The present study was an observational study with its inherent shortcomings. First, because of non-randomized study design, our finding on the optimal antiplatelet regimen should be considered as hypothesis-generating. Although this has been one of the largest studies enrolling patients with ST, the sample size may still be underpowered to determine the clinical advantages of various antiplatelet regimens. Second, we included ST occurring in the early as well as late periods after procedure. But the mechanisms of ST and prognostic factors may not be homogenous in each study period. Third, because our study only included patients who presented with ST and received repeat PCI, which did not represent the entire profile of ST patients as severe acute ST patients usually had no chance and enough time to receive PCI procedure. Forth, the treatment selection of ST was left to the physicians. Therefore, the diverse treatment strategies might have contributed to the outcome. Fifth, this study analyzed the outcomes in an intention-to-treat principle. Therefore, crossover between antiplatelet regimens might have diluted the real benefit of triple therapy. Besides, we did not systemically capture the information on drug compliance and impact of drug-crossover could not be assessed.

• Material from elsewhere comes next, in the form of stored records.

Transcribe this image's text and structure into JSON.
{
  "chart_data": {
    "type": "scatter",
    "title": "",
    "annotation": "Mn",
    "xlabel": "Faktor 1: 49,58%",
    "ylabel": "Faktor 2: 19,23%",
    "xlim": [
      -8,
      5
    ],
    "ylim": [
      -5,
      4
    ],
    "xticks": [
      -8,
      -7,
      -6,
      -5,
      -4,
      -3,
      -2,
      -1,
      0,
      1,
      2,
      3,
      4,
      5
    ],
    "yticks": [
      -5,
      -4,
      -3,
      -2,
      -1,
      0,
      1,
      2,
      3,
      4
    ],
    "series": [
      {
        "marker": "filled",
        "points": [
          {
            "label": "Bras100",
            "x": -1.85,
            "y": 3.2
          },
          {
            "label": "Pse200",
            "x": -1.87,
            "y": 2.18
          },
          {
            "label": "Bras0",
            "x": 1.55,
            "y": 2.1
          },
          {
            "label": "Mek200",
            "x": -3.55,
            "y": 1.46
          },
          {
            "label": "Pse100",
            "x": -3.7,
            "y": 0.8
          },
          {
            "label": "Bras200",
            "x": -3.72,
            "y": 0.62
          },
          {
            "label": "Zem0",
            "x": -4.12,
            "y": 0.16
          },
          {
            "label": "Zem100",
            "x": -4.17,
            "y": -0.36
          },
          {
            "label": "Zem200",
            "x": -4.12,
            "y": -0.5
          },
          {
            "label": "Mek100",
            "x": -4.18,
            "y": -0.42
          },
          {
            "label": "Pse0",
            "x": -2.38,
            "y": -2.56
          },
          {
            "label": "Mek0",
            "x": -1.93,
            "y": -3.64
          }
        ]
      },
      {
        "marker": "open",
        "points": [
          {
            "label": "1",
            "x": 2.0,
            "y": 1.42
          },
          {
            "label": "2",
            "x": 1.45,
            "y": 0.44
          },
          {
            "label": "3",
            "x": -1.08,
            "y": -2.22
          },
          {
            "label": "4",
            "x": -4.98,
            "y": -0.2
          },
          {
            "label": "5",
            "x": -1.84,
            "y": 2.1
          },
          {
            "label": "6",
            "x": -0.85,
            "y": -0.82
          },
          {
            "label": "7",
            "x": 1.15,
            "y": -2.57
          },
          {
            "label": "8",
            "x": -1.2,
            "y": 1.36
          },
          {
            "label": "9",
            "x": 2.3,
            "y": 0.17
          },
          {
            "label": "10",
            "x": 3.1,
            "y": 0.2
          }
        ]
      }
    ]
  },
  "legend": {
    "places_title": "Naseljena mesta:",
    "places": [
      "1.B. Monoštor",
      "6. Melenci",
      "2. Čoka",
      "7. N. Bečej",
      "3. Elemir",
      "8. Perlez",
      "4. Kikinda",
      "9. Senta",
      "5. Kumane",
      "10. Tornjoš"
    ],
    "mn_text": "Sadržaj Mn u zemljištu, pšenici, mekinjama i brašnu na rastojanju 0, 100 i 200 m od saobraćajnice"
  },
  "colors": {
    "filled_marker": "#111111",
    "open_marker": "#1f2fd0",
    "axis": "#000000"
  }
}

In conclusion: First, patients with ST have a poor prognosis even after revascularization with intensive antiplatelet therapy. Second, HPR was an independent predictor of adverse cardiac events for patients with ST. Third, triple antiplatelet therapy was associated with more potent platelet inhibition and a non-significant 30.1% relative risk reduction on adverse clinical events compared to dual antiplatelet therapy with high dose clopidogrel. Further researches are warranted to assess the role of platelet function test and identify the optimal antiplatelet regimen for patients with ST.